In this regard, as I have argued previously, see hereandhere, I continue to believe that, separate and apart from the now-defunct Moench presumption, a presumption-like effect might arise in the case of a plan that expressly requires investment in stock.  Section 404(a)(1)(D) of ERISA requires that fiduciaries comply with plan documents "insofar  as . . . consistent with" ERISA.  As a result, in the case of a plan that requires investment in company stock, the fiduciary would arguably need to be invest in such stock unless the investment were to be outside of the range of prudence.  With Dudenhoeffer confirming the elimination of two potential bases for a claim to that effect, and the statutory exception from a diversification requirement eliminating yet a third, the path to succeeding on a stock-drop claim involving publicly traded stock may be muddy at best in the post-Dudenhoeffer world.  I take the point that Dudenhoeffer confirms that, under Section 401(a)(1)(D), "the duty of prudence  trumps . . . the plan document."  And I take the point that the Court specifically stated that "trust documents cannot excuse trustees from their duties under ERISA" (citation omitted).  But I do not think any of that squarely addresses how Section 404(a)(1)(D) interacts as a practical matter with the duty of prudence in the face of a plan provision specifically requiring investment in publicly traded company stock.  In particular, given the pro-fiduciary aspects of Dudenhoeffer together with ERISA's diversification exception, what, in the ordinary case, will be the basis for asserting that the acquisition or holding of publicly traded stock that is required by an ESOP or other eligible individual account plan is outside the range of prudence such that a fiduciary violation arises as a result of such acquisition or holding?  I guess we shall see.

As to whether or not fiduciaries should refrain from buying additional stock based on inside information, the Court indicated that the views of the Securities and Exchange Commission, which the Court did not have, "may well be relevant."  A thicket "may well" develop over that issue, in that the Court seems expressly to have opened the door to further inquiry.

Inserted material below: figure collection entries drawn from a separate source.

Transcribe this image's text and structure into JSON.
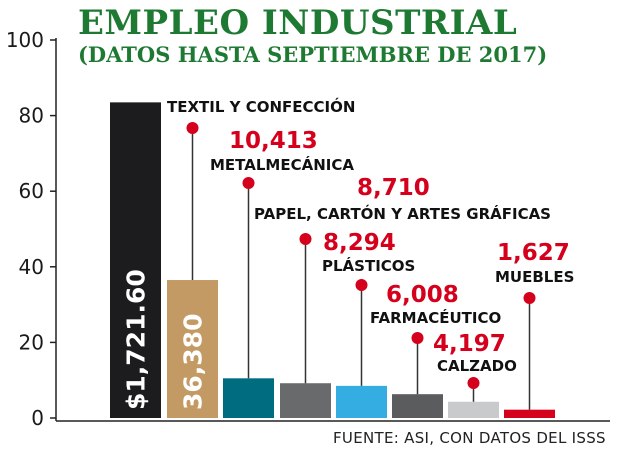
{
  "title": "EMPLEO INDUSTRIAL",
  "subtitle": "(DATOS HASTA SEPTIEMBRE DE 2017)",
  "source": "FUENTE: ASI, CON DATOS DEL ISSS",
  "colors": {
    "title": "#1e7a33",
    "value_label": "#d5001c",
    "marker": "#d5001c",
    "stem": "#333333"
  },
  "chart_data": {
    "type": "bar",
    "title": "EMPLEO INDUSTRIAL",
    "subtitle": "(DATOS HASTA SEPTIEMBRE DE 2017)",
    "xlabel": "",
    "ylabel": "",
    "ylim": [
      0,
      100
    ],
    "yticks": [
      0,
      20,
      40,
      60,
      80,
      100
    ],
    "grid": false,
    "legend": "none",
    "bars": [
      {
        "value": 83.5,
        "color": "#1c1b1d",
        "inbar_label": "$1,721.60"
      },
      {
        "value": 36.5,
        "color": "#c39a63",
        "inbar_label": "36,380"
      },
      {
        "value": 10.5,
        "color": "#006c80"
      },
      {
        "value": 9.2,
        "color": "#696a6c"
      },
      {
        "value": 8.5,
        "color": "#33ade2"
      },
      {
        "value": 6.3,
        "color": "#5b5c5e"
      },
      {
        "value": 4.3,
        "color": "#c9cacb"
      },
      {
        "value": 2.2,
        "color": "#d5001c"
      }
    ],
    "callouts": [
      {
        "bar": 1,
        "category": "TEXTIL Y CONFECCIÓN",
        "value_label": ""
      },
      {
        "bar": 2,
        "category": "METALMECÁNICA",
        "value_label": "10,413"
      },
      {
        "bar": 3,
        "category": "PAPEL, CARTÓN Y ARTES GRÁFICAS",
        "value_label": "8,710"
      },
      {
        "bar": 4,
        "category": "PLÁSTICOS",
        "value_label": "8,294"
      },
      {
        "bar": 5,
        "category": "FARMACÉUTICO",
        "value_label": "6,008"
      },
      {
        "bar": 6,
        "category": "CALZADO",
        "value_label": "4,197"
      },
      {
        "bar": 7,
        "category": "MUEBLES",
        "value_label": "1,627"
      }
    ]
  }
}
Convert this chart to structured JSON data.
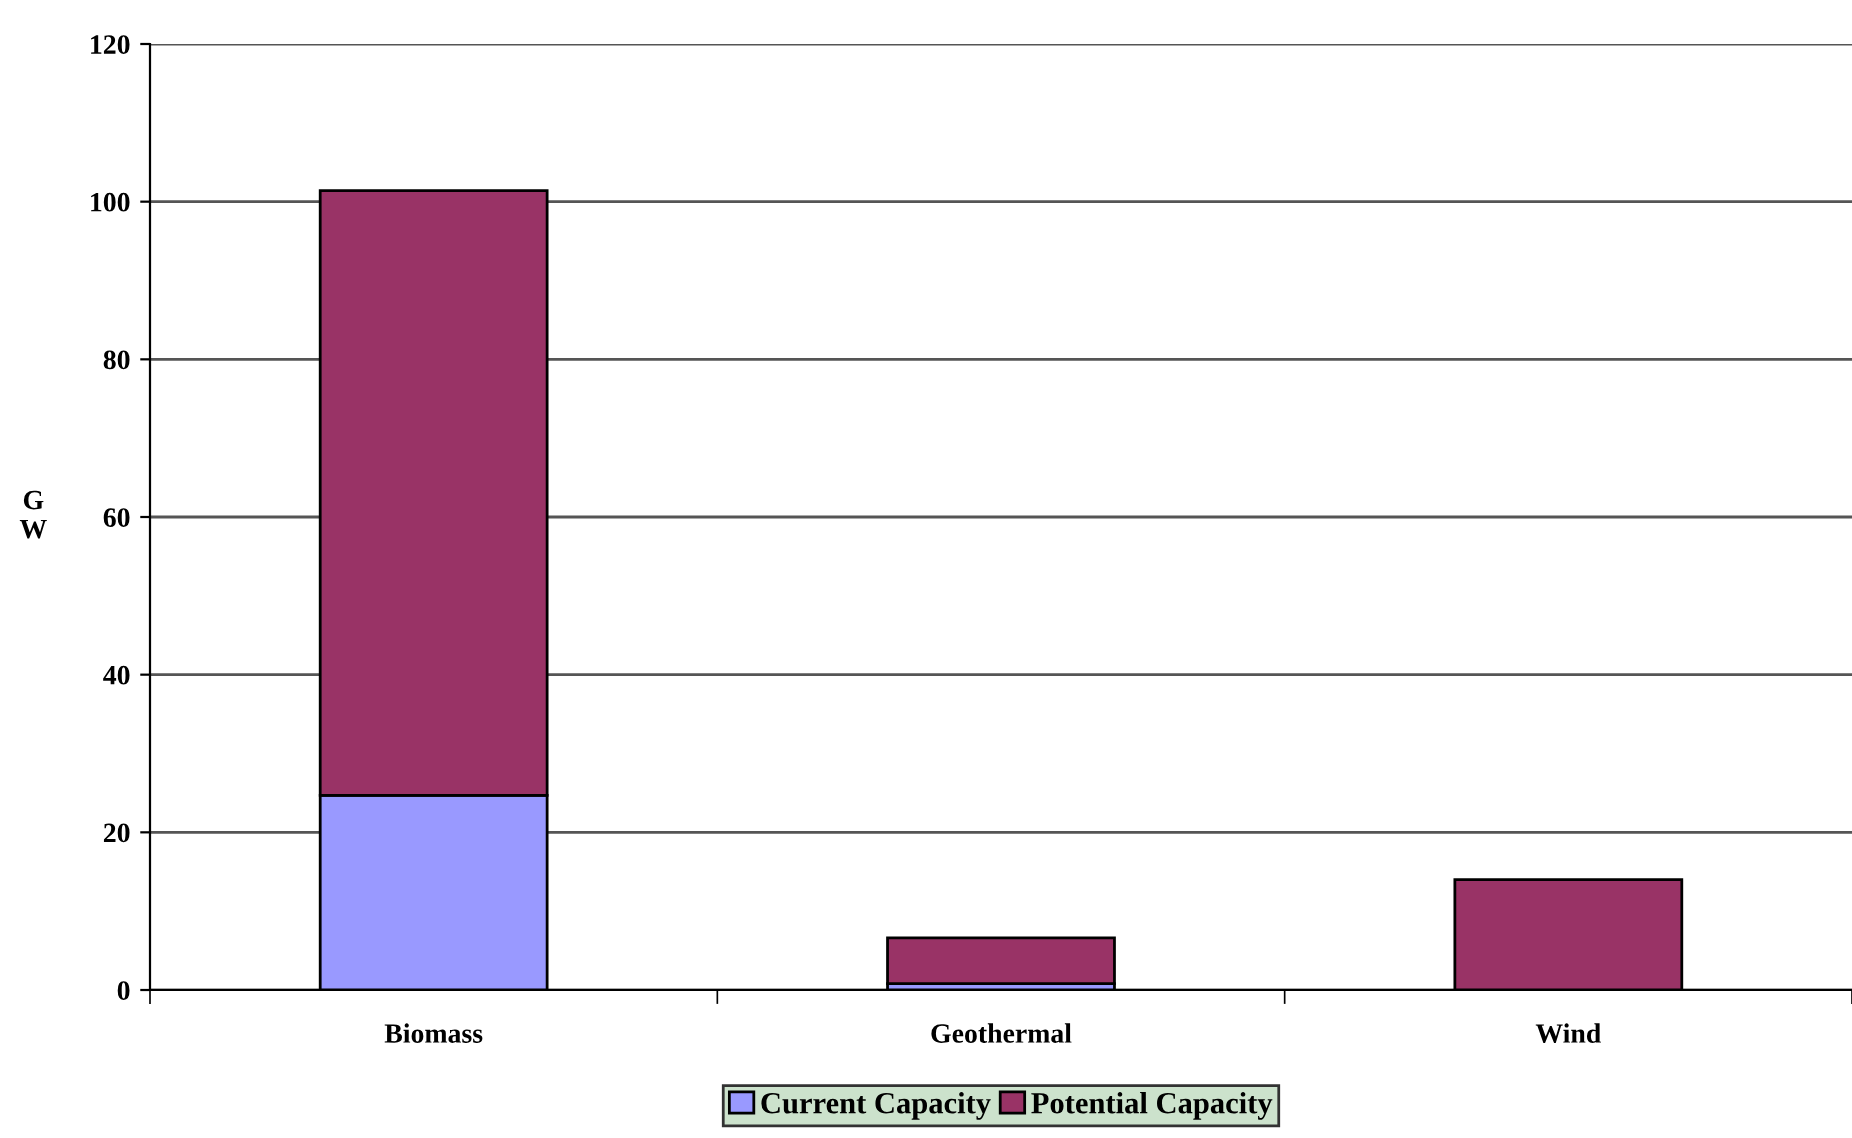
{
  "chart_data": {
    "type": "bar",
    "stacked": true,
    "ylabel": "G\nW",
    "categories": [
      "Biomass",
      "Geothermal",
      "Wind"
    ],
    "series": [
      {
        "name": "Current Capacity",
        "color": "#9999ff",
        "values": [
          24.7,
          0.8,
          0
        ]
      },
      {
        "name": "Potential Capacity",
        "color": "#993366",
        "values": [
          76.7,
          5.8,
          14.0
        ]
      }
    ],
    "ylim": [
      0,
      120
    ],
    "yticks": [
      0,
      20,
      40,
      60,
      80,
      100,
      120
    ],
    "grid": "y",
    "legend": "bottom"
  }
}
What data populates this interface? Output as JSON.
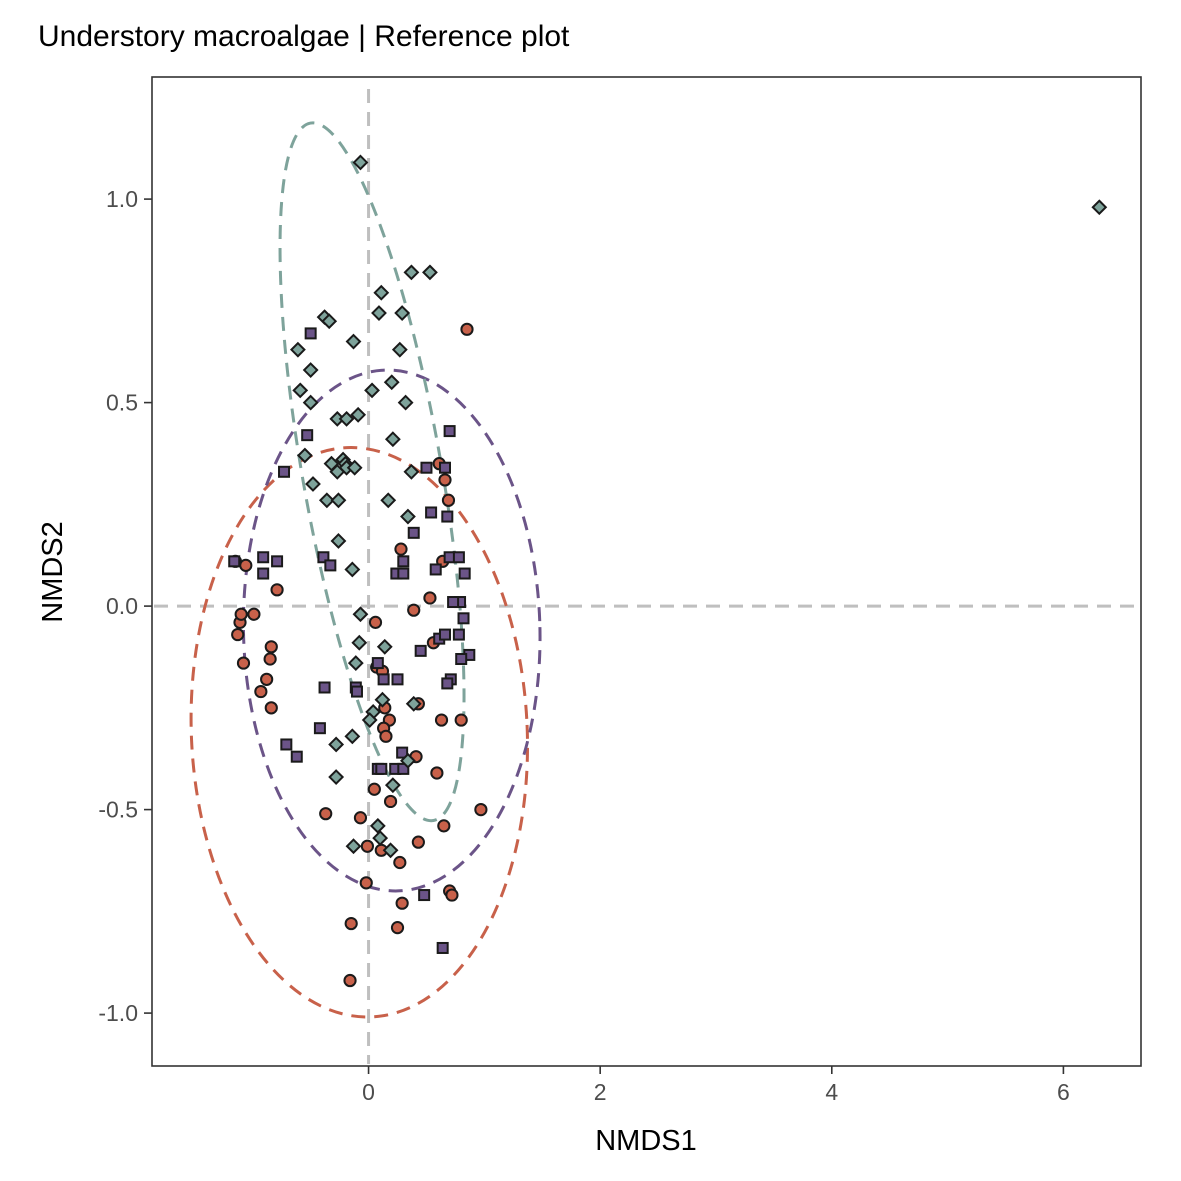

The Court also expressly stated that lower courts addressing whether a fiduciary should stop buying stock should consider whether stopping purchases or publicly disclosing negative information would do more harm than good by causing a drop in the stock price and, therefore, the value of the ESOP's stock.  The "more harm than good" standard may ultimately turn out to become a big part of the discourse for years to come.   

Having said all that, I think that there's little doubt that the Court's declining to adopt a presumption of prudence is a major and significant break with lower-court precedent.  One of the issues that would be expected to unfold is the extent to which the Court's decision not to recognize a presumption may cause plaintiffs' cases to withstand dismissal at early stages of litigation, thereby adding to litigation costs and possibly increasing the likelihood of settlement.  And so it remains to be seen how much Dudenhoeffer may add to litigation costs and encourage settlement, and the extent to which companies will continue to adopt ESOPs and maintain stock funds under 401(k) and similar plans.  However, before concluding that Dudenhoeffer is clearly a drag on the establishment and maintenance of tax-qualified retirement plans invested in stock, one may wish to review all the nuances to see just how bad or good the news might really be at the end of the day.